By early Easter Saturday everything was yanked out ruthlessly, except for the curly parsley border, which is soldiering on quite well. This might sound awful, but I love clearing a garden bed, making it ready for the next project!
Half an hour of gentle exercise digging in a goodly amount of chicken manure, garden lime and compost, and the beds were ready for their next assignments.
I've blogged about my Asian hand tools before here, but I do love them and just want to mention them again. On the left, the Korean Ho-Mi, on the right, the Japanese Niwashi. The Ho-Mi handles heavier ground better, but the Niwashi is by far my favourite for tilling soil, provided it has been loosened by a heavier tool first.
I've blogged about my Asian hand tools before here, but I do love them and just want to mention them again. On the left, the Korean Ho-Mi, on the right, the Japanese Niwashi. The Ho-Mi handles heavier ground better, but the Niwashi is by far my favourite for tilling soil, provided it has been loosened by a heavier tool first.
Another half hour or so later and Mr Impatient has planted out the two bare beds. In the foreground is a bed of leafy greens and herbs (from right to left, a row each of lettuce, English spinach and Asian Pak Choy – great in stir-fries), and beyond that bare earth which has been sown with seeds of coriander and dill, plus a bare patch awaiting some garlic cloves I have mail-ordered.

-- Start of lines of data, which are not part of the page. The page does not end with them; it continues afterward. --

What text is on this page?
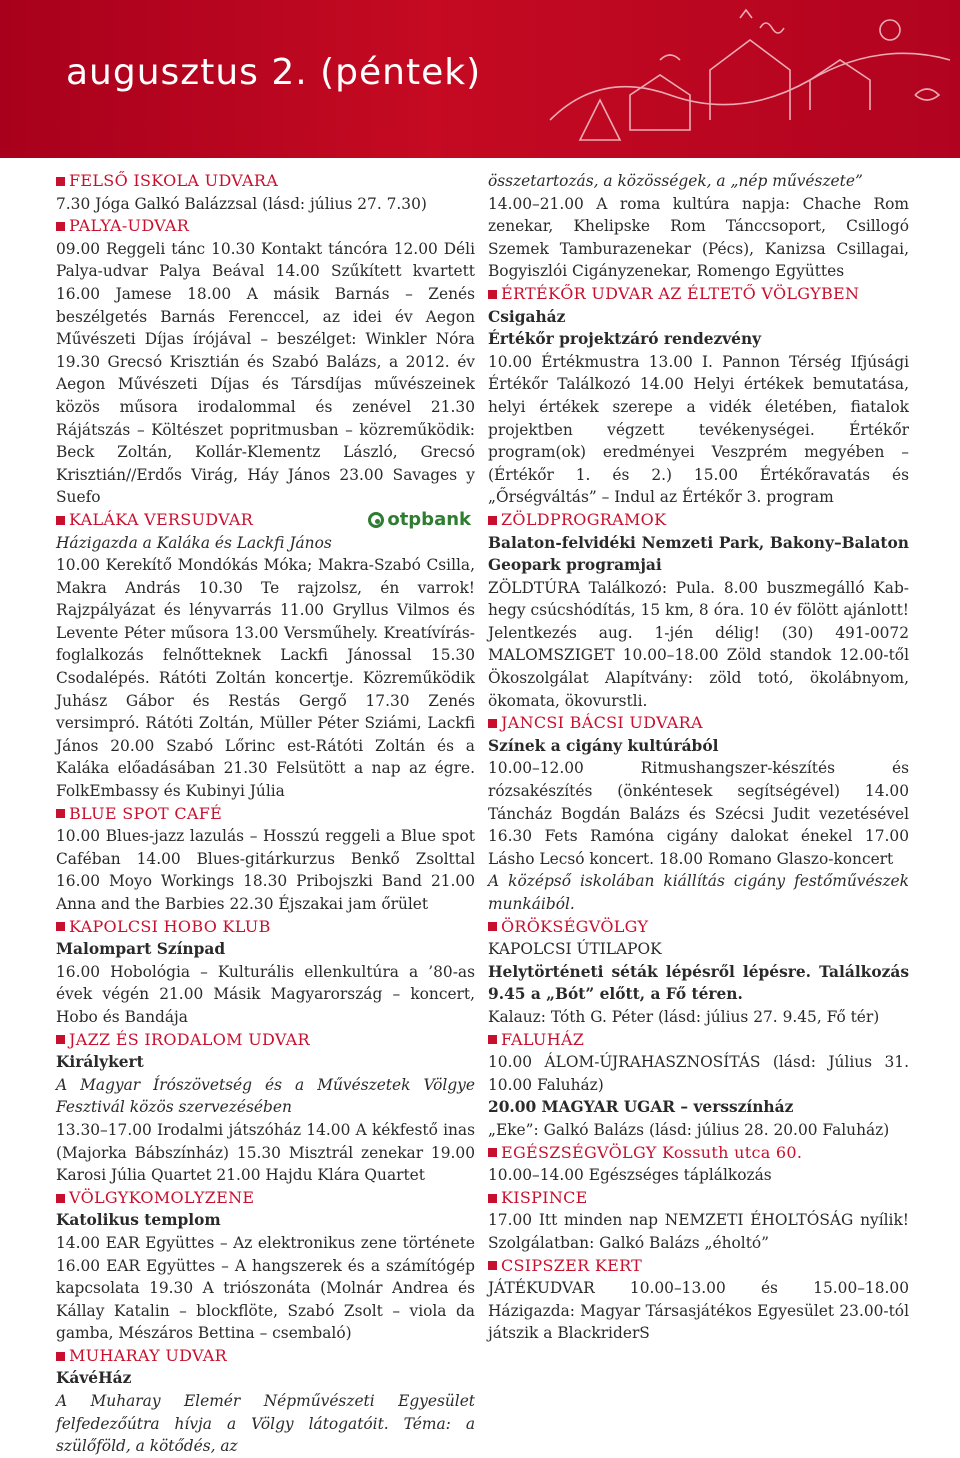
augusztus 2. (péntek)
FELSŐ ISKOLA UDVARA

7.30 Jóga Galkó Balázzsal (lásd: július 27. 7.30)

PALYA-UDVAR

09.00 Reggeli tánc 10.30 Kontakt táncóra 12.00 Déli Palya-udvar Palya Beával 14.00 Szűkített kvartett 16.00 Jamese 18.00 A másik Barnás – Zenés beszélgetés Barnás Ferenccel, az idei év Aegon Művészeti Díjas írójával – beszélget: Winkler Nóra 19.30 Grecsó Krisztián és Szabó Balázs, a 2012. év Aegon Művészeti Díjas és Társdíjas művészeinek közös műsora irodalommal és zenével 21.30 Rájátszás – Költészet popritmusban – közreműködik: Beck Zoltán, Kollár-Klementz László, Grecsó Krisztián//Erdős Virág, Háy János 23.00 Savages y Suefo

KALÁKA VERSUDVAR	otpbank

Házigazda a Kaláka és Lackfi János

10.00 Kerekítő Mondókás Móka; Makra-Szabó Csilla, Makra András 10.30 Te rajzolsz, én varrok! Rajzpályázat és lényvarrás 11.00 Gryllus Vilmos és Levente Péter műsora 13.00 Versműhely. Kreatívírás-foglalkozás felnőtteknek Lackfi Jánossal 15.30 Csodalépés. Rátóti Zoltán koncertje. Közreműködik Juhász Gábor és Restás Gergő 17.30 Zenés versimpró. Rátóti Zoltán, Müller Péter Sziámi, Lackfi János 20.00 Szabó Lőrinc est-Rátóti Zoltán és a Kaláka előadásában 21.30 Felsütött a nap az égre. FolkEmbassy és Kubinyi Júlia

BLUE SPOT CAFÉ

10.00 Blues-jazz lazulás – Hosszú reggeli a Blue spot Caféban 14.00 Blues-gitárkurzus Benkő Zsolttal 16.00 Moyo Workings 18.30 Pribojszki Band 21.00 Anna and the Barbies 22.30 Éjszakai jam őrület

KAPOLCSI HOBO KLUB

Malompart Színpad

16.00 Hobológia – Kulturális ellenkultúra a ’80-as évek végén 21.00 Másik Magyarország – koncert, Hobo és Bandája

JAZZ ÉS IRODALOM UDVAR

Királykert

A Magyar Írószövetség és a Művészetek Völgye Fesztivál közös szervezésében

13.30–17.00 Irodalmi játszóház 14.00 A kékfestő inas (Majorka Bábszínház) 15.30 Misztrál zenekar 19.00 Karosi Júlia Quartet 21.00 Hajdu Klára Quartet

VÖLGYKOMOLYZENE

Katolikus templom

14.00 EAR Együttes – Az elektronikus zene története 16.00 EAR Együttes – A hangszerek és a számítógép kapcsolata 19.30 A triószonáta (Molnár Andrea és Kállay Katalin – blockflöte, Szabó Zsolt – viola da gamba, Mészáros Bettina – csembaló)

MUHARAY UDVAR

KávéHáz

A Muharay Elemér Népművészeti Egyesület felfedezőútra hívja a Völgy látogatóit. Téma: a szülőföld, a kötődés, az

összetartozás, a közösségek, a „nép művészete”

14.00–21.00 A roma kultúra napja: Chache Rom zenekar, Khelipske Rom Tánccsoport, Csillogó Szemek Tamburazenekar (Pécs), Kanizsa Csillagai, Bogyiszlói Cigányzenekar, Romengo Együttes

ÉRTÉKŐR UDVAR AZ ÉLTETŐ VÖLGYBEN

Csigaház

Értékőr projektzáró rendezvény

10.00 Értékmustra 13.00 I. Pannon Térség Ifjúsági Értékőr Találkozó 14.00 Helyi értékek bemutatása, helyi értékek szerepe a vidék életében, fiatalok projektben végzett tevékenységei. Értékőr program(ok) eredményei Veszprém megyében – (Értékőr 1. és 2.) 15.00 Értékőravatás és „Őrségváltás” – Indul az Értékőr 3. program

ZÖLDPROGRAMOK

Balaton-felvidéki Nemzeti Park, Bakony–Balaton Geopark programjai

ZÖLDTÚRA Találkozó: Pula. 8.00 buszmegálló Kab-hegy csúcshódítás, 15 km, 8 óra. 10 év fölött ajánlott! Jelentkezés aug. 1-jén délig! (30) 491-0072 MALOMSZIGET 10.00–18.00 Zöld standok 12.00-től Ökoszolgálat Alapítvány: zöld totó, ökolábnyom, ökomata, ökovurstli.

JANCSI BÁCSI UDVARA

Színek a cigány kultúrából

10.00–12.00 Ritmushangszer-készítés és rózsakészítés (önkéntesek segítségével) 14.00 Táncház Bogdán Balázs és Szécsi Judit vezetésével 16.30 Fets Ramóna cigány dalokat énekel 17.00 Lásho Lecsó koncert. 18.00 Romano Glaszo-koncert

A középső iskolában kiállítás cigány festőművészek munkáiból.

ÖRÖKSÉGVÖLGY

KAPOLCSI ÚTILAPOK

Helytörténeti séták lépésről lépésre. Találkozás 9.45 a „Bót” előtt, a Fő téren.

Kalauz: Tóth G. Péter (lásd: július 27. 9.45, Fő tér)

FALUHÁZ

10.00 ÁLOM-ÚJRAHASZNOSÍTÁS (lásd: Július 31. 10.00 Faluház)

20.00 MAGYAR UGAR – versszínház

„Eke”: Galkó Balázs (lásd: július 28. 20.00 Faluház)

EGÉSZSÉGVÖLGY Kossuth utca 60.

10.00–14.00 Egészséges táplálkozás

KISPINCE

17.00 Itt minden nap NEMZETI ÉHOLTÓSÁG nyílik! Szolgálatban: Galkó Balázs „éholtó”

CSIPSZER KERT

JÁTÉKUDVAR 10.00–13.00 és 15.00–18.00 Házigazda: Magyar Társasjátékos Egyesület 23.00-tól játszik a BlackriderS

In the rear bed is the poppy patch.
I say I'm impatient because I decided to buy poppy seedlings and plant them out, instead of starting from seed, but there's a spot of reasoning behind this. Last year, I found my seed-raised poppies had very slender stems which were easily damaged by winds, while one little section of poppy patch, grown from seedlings to fill a few gaps, produced plants with much more stout stems and generally a better selection of colours, too. So this year I'm going for all bought-seedling poppies. (As I was at the garden centre buying the Iceland poppy seedlings, all those other vegie seedlings just sitting there begging to be planted proved irresistible, and so I bought them, too.)

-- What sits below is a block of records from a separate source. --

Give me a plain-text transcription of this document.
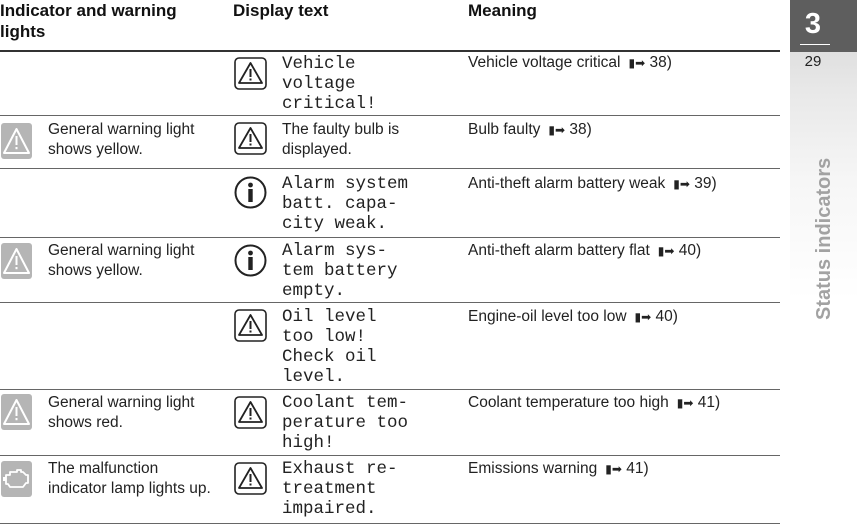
3
29
Status indicators
Indicator and warning lights
Display text	Meaning
Vehicle
voltage
critical!
Vehicle voltage critical ▮➡ 38)
General warning light shows yellow.
The faulty bulb is displayed.
Bulb faulty ▮➡ 38)
Alarm system
batt. capa-
city weak.
Anti-theft alarm battery weak ▮➡ 39)
General warning light shows yellow.
Alarm sys-
tem battery
empty.
Anti-theft alarm battery flat ▮➡ 40)
Oil level
too low!
Check oil
level.
Engine-oil level too low ▮➡ 40)
General warning light shows red.
Coolant tem-
perature too
high!
Coolant temperature too high ▮➡ 41)
The malfunction indicator lamp lights up.
Exhaust re-
treatment
impaired.
Emissions warning ▮➡ 41)
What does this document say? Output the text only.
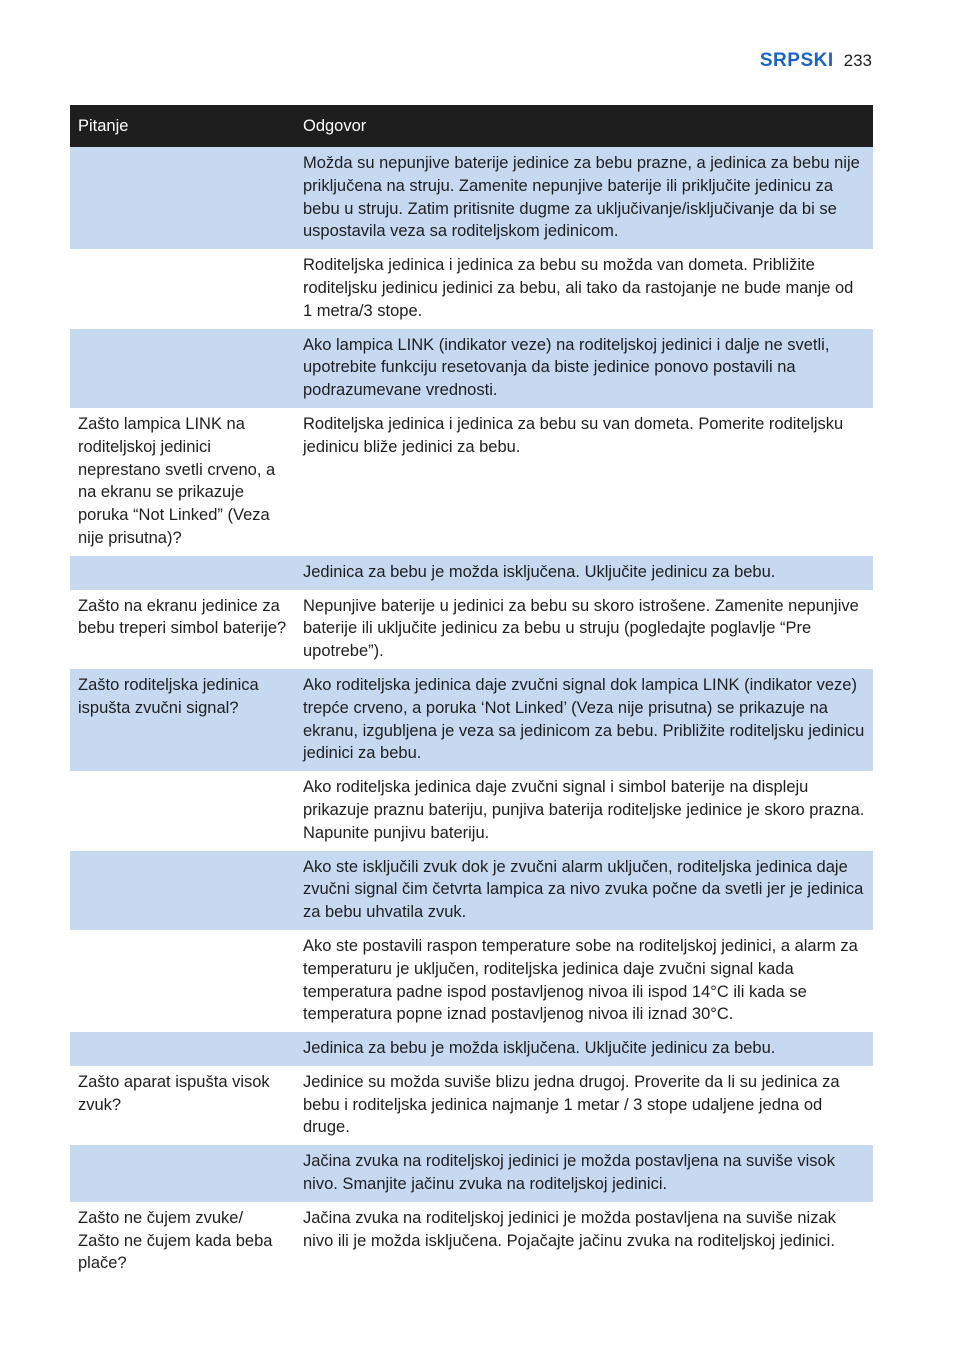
SRPSKI 233
Pitanje	Odgovor
	Možda su nepunjive baterije jedinice za bebu prazne, a jedinica za bebu nije priključena na struju. Zamenite nepunjive baterije ili priključite jedinicu za bebu u struju. Zatim pritisnite dugme za uključivanje/isključivanje da bi se uspostavila veza sa roditeljskom jedinicom.
	Roditeljska jedinica i jedinica za bebu su možda van dometa. Približite roditeljsku jedinicu jedinici za bebu, ali tako da rastojanje ne bude manje od 1 metra/3 stope.
	Ako lampica LINK (indikator veze) na roditeljskoj jedinici i dalje ne svetli, upotrebite funkciju resetovanja da biste jedinice ponovo postavili na podrazumevane vrednosti.
Zašto lampica LINK na roditeljskoj jedinici neprestano svetli crveno, a na ekranu se prikazuje poruka “Not Linked” (Veza nije prisutna)?	Roditeljska jedinica i jedinica za bebu su van dometa. Pomerite roditeljsku jedinicu bliže jedinici za bebu.
	Jedinica za bebu je možda isključena. Uključite jedinicu za bebu.
Zašto na ekranu jedinice za bebu treperi simbol baterije?	Nepunjive baterije u jedinici za bebu su skoro istrošene. Zamenite nepunjive baterije ili uključite jedinicu za bebu u struju (pogledajte poglavlje “Pre upotrebe”).
Zašto roditeljska jedinica ispušta zvučni signal?	Ako roditeljska jedinica daje zvučni signal dok lampica LINK (indikator veze) trepće crveno, a poruka ‘Not Linked’ (Veza nije prisutna) se prikazuje na ekranu, izgubljena je veza sa jedinicom za bebu. Približite roditeljsku jedinicu jedinici za bebu.
	Ako roditeljska jedinica daje zvučni signal i simbol baterije na displeju prikazuje praznu bateriju, punjiva baterija roditeljske jedinice je skoro prazna. Napunite punjivu bateriju.
	Ako ste isključili zvuk dok je zvučni alarm uključen, roditeljska jedinica daje zvučni signal čim četvrta lampica za nivo zvuka počne da svetli jer je jedinica za bebu uhvatila zvuk.
	Ako ste postavili raspon temperature sobe na roditeljskoj jedinici, a alarm za temperaturu je uključen, roditeljska jedinica daje zvučni signal kada temperatura padne ispod postavljenog nivoa ili ispod 14°C ili kada se temperatura popne iznad postavljenog nivoa ili iznad 30°C.
	Jedinica za bebu je možda isključena. Uključite jedinicu za bebu.
Zašto aparat ispušta visok zvuk?	Jedinice su možda suviše blizu jedna drugoj. Proverite da li su jedinica za bebu i roditeljska jedinica najmanje 1 metar / 3 stope udaljene jedna od druge.
	Jačina zvuka na roditeljskoj jedinici je možda postavljena na suviše visok nivo. Smanjite jačinu zvuka na roditeljskoj jedinici.
Zašto ne čujem zvuke/ Zašto ne čujem kada beba plače?	Jačina zvuka na roditeljskoj jedinici je možda postavljena na suviše nizak nivo ili je možda isključena. Pojačajte jačinu zvuka na roditeljskoj jedinici.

During Saturday's dig-a-thon the soil seemed moderately moist and was full of happy worms squirming with annoyed surprise as I churned over the soil with my Niwashi, so prospects were good for a great start. And then last night (Monday) the rains really started to come down, and this morning there was two inches (50mm) of rain in the gauge. Having planted seedlings, instead of seed, and then getting perfect "I wish" rainfall overnight, I almost feel guilty at how easy it all has been, but not quite. Poppies, here we go again!
5 comments:
oh that bin full of zinnias and marigolds looks so sad! :( I suppose that's the pitfall of a small garden huh?

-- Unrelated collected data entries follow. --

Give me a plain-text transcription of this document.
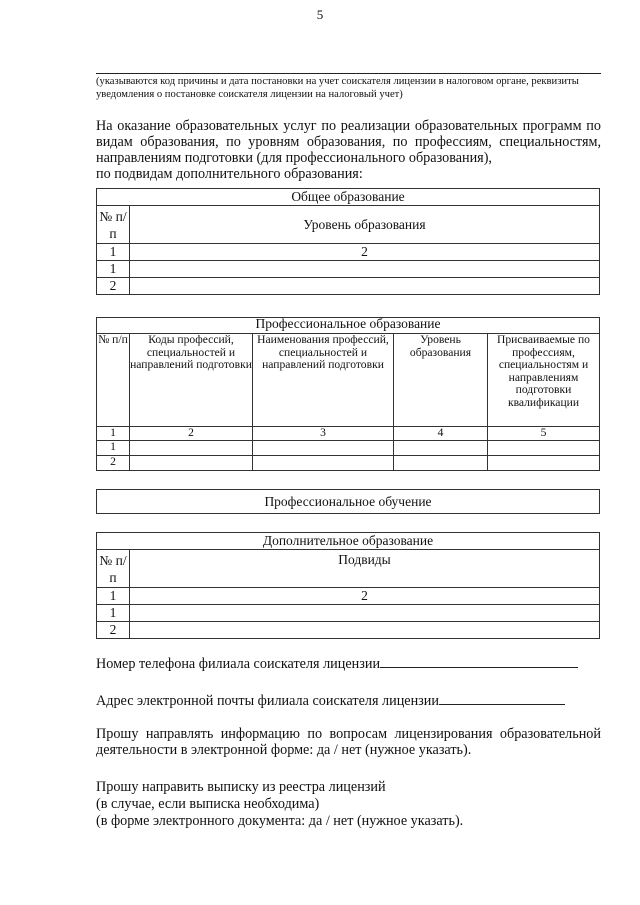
5
(указываются код причины и дата постановки на учет соискателя лицензии в налоговом органе, реквизиты уведомления о постановке соискателя лицензии на налоговый учет)
На оказание образовательных услуг по реализации образовательных программ по видам образования, по уровням образования, по профессиям, специальностям, направлениям подготовки (для профессионального образования),
по подвидам дополнительного образования:
Общее образование	
№ п/п	Уровень образования
1	2
1	
2	
Профессиональное образование				
№ п/п	Коды профессий, специальностей и направлений подготовки	Наименования профессий, специальностей и направлений подготовки	Уровень образования	Присваиваемые по профессиям, специальностям и направлениям подготовки квалификации
1	2	3	4	5
1				
2				
Профессиональное обучение
Дополнительное образование	
№ п/п	Подвиды
1	2
1	
2	
Номер телефона филиала соискателя лицензии
Адрес электронной почты филиала соискателя лицензии
Прошу направлять информацию по вопросам лицензирования образовательной деятельности в электронной форме: да / нет (нужное указать).
Прошу направить выписку из реестра лицензий
(в случае, если выписка необходима)
(в форме электронного документа: да / нет (нужное указать).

That said, can't wait to see what replaces it..
Love the photo of that patch last year. I hope this year turns out to be more cheerful! I can relate you the irresistible urge to try the same variety again that did great. I do wanna try the Pot Marigold again but tell myself that I have no space for it, but who knows when I'd succumb to that urge?!
hey why the green bin why not compost
Lilyfax: my two compost bins are both chockers, filled to the brim. The bigger one is full of lovely, ready-to-go compost that I plan to spread all over a friend's garden in a few weeks' time, and the other back-up bin is also full to the brim with all the prunings from the hedges, plus all the usual fruit and vegie scraps. Honestly, I could fill four or five compost bins if I kept everything on-site! And I only have 9m x 7.5m in total to play with...
Hi Jamie,
I have been reading your blog for a few months now, and I don't know if you'd be interested in this, but thought I'd see what you'd get into if you chose to do this!
I tagged you in an Earth Month meme to improve your environmental friendliness (with prizes--a Brita gift pack).